The weekly SILO Seminar Series is made possible through the generous support of the 3M Company and its Advanced Technology Group


with additional support from the Analytics Group of the Northwestern Mutual Life Insurance Company

Northwestern Mutual

Simultaneous Model Selection and Learning through Parameter-free Stochastic Gradient Descent

Francesco Orabona, Senior Research Scientist, Yahoo! Labs NY

Date and Time: Jan 21, 2015 (12:30 PM)
Location: Orchard room (3280) at the Wisconsin Institute for Discovery Building


Stochastic gradient descent algorithms for training linear and kernel predictors are gaining more and more importance, thanks to their scalability. While various methods have been proposed to speed up their convergence, the issue of the model selection phase has often been ignored in the literature. In fact, in theoretical works most of the time unrealistic assumptions are made, for example, on the prior knowledge of the norm of the optimal solution. Hence, costly validation methods remain the only viable approach in practical applications.

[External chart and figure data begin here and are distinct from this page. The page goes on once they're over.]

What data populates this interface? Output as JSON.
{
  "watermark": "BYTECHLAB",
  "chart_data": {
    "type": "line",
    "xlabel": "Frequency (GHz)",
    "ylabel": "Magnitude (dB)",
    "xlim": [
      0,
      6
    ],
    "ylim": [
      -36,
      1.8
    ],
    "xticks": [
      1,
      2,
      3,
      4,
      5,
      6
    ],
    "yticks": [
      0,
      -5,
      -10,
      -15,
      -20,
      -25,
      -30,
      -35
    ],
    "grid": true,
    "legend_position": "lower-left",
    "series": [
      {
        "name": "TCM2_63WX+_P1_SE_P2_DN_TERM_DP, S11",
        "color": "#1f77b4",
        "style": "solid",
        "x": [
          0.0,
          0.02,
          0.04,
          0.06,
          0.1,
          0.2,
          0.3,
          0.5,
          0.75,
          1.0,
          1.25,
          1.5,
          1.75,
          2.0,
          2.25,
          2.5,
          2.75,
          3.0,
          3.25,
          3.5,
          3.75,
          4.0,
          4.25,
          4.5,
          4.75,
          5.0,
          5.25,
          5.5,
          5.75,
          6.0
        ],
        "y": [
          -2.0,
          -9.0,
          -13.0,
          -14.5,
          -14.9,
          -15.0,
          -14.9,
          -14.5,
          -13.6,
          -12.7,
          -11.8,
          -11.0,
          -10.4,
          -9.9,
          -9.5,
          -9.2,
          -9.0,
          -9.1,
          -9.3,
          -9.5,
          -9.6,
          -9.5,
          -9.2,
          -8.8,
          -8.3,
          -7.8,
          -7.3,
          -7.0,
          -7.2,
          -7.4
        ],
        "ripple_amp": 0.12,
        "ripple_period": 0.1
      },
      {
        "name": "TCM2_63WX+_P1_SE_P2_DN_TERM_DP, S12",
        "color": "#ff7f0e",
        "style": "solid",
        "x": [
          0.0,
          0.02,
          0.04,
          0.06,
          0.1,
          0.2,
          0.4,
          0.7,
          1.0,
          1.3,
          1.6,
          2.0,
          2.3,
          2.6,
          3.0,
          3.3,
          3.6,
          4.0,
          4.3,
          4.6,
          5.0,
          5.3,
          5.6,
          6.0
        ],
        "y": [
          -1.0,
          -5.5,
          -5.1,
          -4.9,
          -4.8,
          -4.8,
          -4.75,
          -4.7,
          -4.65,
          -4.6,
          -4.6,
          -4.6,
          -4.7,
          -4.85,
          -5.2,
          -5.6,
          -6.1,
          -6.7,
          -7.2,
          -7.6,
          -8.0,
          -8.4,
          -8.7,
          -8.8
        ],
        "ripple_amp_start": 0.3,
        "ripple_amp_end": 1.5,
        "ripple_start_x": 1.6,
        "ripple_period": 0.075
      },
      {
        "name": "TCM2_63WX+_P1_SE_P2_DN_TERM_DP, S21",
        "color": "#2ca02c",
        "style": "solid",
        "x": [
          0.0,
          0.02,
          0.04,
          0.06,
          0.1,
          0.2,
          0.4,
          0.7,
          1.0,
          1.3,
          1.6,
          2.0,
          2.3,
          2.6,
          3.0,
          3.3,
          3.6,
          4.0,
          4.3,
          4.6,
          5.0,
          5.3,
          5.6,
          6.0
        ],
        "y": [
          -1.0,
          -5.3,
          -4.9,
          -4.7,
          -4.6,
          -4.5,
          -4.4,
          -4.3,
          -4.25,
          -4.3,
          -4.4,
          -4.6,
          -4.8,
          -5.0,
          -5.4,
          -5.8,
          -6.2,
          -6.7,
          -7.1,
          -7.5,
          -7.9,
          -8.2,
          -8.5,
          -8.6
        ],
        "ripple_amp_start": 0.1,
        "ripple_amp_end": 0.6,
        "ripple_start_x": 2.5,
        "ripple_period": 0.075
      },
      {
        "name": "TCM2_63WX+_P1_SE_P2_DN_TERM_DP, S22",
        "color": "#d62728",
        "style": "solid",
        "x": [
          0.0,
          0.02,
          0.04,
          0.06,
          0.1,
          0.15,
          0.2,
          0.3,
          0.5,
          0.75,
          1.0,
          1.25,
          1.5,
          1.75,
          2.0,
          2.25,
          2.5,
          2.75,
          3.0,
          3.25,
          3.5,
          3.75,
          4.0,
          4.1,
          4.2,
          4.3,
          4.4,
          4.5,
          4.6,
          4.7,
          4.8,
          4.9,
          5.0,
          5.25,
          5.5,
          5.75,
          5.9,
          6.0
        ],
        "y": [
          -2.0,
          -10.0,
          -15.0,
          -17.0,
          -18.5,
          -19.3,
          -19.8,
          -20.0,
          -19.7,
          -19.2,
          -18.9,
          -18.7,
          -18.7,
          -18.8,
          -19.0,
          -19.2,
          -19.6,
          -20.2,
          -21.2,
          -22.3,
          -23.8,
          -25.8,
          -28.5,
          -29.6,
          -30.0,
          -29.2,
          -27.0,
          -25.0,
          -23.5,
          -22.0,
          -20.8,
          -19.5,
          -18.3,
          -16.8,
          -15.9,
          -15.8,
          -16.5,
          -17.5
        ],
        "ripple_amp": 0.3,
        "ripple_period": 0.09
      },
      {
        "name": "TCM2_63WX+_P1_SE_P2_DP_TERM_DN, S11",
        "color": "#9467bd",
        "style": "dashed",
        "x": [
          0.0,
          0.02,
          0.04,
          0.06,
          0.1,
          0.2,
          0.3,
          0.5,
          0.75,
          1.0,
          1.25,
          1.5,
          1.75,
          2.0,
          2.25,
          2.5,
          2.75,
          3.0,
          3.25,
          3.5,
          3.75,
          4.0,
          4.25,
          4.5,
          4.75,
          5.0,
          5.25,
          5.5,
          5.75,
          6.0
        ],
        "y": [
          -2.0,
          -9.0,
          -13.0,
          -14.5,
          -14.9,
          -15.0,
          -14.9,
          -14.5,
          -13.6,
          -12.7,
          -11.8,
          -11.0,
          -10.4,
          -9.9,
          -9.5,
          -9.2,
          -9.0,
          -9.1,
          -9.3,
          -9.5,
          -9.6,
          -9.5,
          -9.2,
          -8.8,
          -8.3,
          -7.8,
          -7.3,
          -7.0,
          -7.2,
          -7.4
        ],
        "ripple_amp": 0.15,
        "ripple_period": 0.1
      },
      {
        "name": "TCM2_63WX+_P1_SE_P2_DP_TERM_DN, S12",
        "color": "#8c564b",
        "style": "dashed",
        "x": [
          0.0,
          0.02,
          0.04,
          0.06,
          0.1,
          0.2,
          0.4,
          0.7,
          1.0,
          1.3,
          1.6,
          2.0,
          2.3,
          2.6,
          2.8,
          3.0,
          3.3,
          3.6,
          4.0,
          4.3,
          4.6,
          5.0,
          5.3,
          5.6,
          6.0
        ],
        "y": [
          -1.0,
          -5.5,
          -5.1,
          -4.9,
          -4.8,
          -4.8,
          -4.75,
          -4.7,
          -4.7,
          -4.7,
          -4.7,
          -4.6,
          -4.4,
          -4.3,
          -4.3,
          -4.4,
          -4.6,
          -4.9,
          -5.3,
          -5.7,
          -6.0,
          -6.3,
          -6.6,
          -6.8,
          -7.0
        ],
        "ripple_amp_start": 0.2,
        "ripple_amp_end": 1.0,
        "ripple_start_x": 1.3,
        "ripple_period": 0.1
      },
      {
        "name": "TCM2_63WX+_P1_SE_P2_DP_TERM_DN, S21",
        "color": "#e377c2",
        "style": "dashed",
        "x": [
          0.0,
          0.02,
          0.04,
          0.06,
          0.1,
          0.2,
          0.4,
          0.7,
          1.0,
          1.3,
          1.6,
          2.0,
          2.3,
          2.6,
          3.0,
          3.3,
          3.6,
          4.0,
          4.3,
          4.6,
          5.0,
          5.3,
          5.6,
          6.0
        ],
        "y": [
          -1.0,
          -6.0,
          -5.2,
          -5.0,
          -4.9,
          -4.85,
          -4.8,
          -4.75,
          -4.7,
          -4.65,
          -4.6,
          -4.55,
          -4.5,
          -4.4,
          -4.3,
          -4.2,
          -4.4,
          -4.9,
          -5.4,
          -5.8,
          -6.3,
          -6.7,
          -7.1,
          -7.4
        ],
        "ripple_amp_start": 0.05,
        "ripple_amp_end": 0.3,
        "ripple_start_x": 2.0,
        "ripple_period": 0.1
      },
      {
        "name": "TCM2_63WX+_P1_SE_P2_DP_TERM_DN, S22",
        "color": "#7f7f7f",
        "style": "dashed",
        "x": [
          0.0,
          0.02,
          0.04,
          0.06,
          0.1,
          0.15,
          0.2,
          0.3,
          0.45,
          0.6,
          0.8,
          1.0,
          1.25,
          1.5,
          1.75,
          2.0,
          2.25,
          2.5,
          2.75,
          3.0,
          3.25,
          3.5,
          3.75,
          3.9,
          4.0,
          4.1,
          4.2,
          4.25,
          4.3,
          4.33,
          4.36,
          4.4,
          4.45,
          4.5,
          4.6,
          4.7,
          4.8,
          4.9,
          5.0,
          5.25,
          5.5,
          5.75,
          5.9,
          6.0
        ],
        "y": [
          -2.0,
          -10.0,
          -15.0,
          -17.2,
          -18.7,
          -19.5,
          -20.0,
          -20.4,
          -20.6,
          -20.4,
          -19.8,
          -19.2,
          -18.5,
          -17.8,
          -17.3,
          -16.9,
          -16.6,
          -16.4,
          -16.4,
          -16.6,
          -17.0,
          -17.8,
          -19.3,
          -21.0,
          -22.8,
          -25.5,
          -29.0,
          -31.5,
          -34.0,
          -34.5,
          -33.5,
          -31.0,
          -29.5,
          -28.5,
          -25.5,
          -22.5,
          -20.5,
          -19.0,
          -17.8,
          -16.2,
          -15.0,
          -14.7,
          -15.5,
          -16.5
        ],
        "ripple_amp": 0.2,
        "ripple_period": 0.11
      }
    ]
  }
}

In this talk, we show how a family of kernel-based stochastic gradient descent algorithms can perform model selection while training, with no parameters to tune, nor any form of cross-validation, and only one pass over the data. These algorithms are based on recent advancements in online learning theory in unconstrained settings. Optimal rates of convergence will be shown under standard smoothness assumptions on the target function, as well as empirical results.